Class StandardRobotsMetaProvider

  • All Implemented Interfaces:
    IRobotsMetaProvider, IXMLConfigurable

    public class StandardRobotsMetaProvider
    extends Object
    implements IRobotsMetaProvider, IXMLConfigurable

    Implementation of IRobotsMetaProvider as per X-Robots-Tag and ROBOTS standards. Extracts robots information from "ROBOTS" meta tag in an HTML page or "X-Robots-Tag" tag in the HTTP header (see https://developers.google.com/webmasters/control-crawl-index/docs/robots_meta_tag and http://www.robotstxt.org/meta.html).

    If you specified a prefix for the HTTP headers, make sure to specify it again here or the robots meta tags will not be found.

    If robots instructions are provided in both the HTML page and HTTP header, the ones in HTML page will take precedence, and the ones in HTTP header will be ignored.
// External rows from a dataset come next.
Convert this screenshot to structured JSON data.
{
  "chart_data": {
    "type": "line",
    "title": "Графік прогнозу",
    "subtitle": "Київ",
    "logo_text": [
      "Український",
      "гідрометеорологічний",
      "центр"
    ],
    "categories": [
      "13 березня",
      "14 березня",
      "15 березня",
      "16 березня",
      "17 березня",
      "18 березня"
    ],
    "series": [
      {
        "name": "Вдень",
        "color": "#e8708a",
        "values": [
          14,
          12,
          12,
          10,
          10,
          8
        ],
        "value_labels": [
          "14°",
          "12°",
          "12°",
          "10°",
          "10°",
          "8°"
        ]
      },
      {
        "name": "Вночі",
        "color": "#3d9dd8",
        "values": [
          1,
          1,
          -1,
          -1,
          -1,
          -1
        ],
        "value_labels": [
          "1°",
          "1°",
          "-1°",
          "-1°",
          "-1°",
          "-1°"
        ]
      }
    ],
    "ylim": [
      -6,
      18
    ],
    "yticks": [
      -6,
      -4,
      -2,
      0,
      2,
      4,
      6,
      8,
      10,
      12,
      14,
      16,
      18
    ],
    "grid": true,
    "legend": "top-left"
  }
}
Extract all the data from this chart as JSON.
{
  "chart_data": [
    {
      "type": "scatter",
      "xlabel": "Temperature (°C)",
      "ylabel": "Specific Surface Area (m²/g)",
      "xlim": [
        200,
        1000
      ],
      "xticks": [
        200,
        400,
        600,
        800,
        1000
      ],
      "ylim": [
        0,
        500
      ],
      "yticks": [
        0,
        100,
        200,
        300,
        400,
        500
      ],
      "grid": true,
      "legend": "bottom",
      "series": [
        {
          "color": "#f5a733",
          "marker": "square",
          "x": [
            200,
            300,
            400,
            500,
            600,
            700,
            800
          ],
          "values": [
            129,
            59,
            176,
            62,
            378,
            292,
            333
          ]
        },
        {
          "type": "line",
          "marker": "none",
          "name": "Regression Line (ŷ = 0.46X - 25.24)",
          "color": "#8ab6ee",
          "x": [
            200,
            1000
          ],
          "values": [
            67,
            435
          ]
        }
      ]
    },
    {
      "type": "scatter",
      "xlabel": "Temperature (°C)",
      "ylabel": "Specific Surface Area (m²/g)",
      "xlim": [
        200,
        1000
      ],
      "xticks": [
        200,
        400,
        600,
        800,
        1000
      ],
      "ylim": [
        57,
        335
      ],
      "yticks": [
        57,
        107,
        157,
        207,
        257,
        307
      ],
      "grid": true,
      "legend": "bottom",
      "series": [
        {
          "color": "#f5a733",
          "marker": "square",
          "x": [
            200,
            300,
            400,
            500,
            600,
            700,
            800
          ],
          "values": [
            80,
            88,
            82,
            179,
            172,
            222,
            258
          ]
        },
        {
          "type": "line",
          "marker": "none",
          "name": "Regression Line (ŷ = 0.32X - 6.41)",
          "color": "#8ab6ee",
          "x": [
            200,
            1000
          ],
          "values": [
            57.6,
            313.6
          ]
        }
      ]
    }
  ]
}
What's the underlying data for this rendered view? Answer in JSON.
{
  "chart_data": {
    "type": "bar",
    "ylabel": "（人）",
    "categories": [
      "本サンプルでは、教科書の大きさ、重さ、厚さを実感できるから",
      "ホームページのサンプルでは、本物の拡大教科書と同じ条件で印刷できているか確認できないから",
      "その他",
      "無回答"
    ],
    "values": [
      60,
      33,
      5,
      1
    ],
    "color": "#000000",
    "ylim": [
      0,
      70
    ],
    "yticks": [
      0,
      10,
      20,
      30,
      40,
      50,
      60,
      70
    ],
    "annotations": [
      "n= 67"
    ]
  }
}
    XML configuration usage:

    
    <robotsMeta
        ignore="false"
        class="com.norconex.collector.http.robot.impl.StandardRobotsMetaProvider">
      <headersPrefix>(string prefixing headers)</headersPrefix>
    </robotsMeta>

    XML usage example:

    
    <robotsMeta
        ignore="true"/>

    The above example ignores robot meta information.

    Author:
    Pascal Essiembre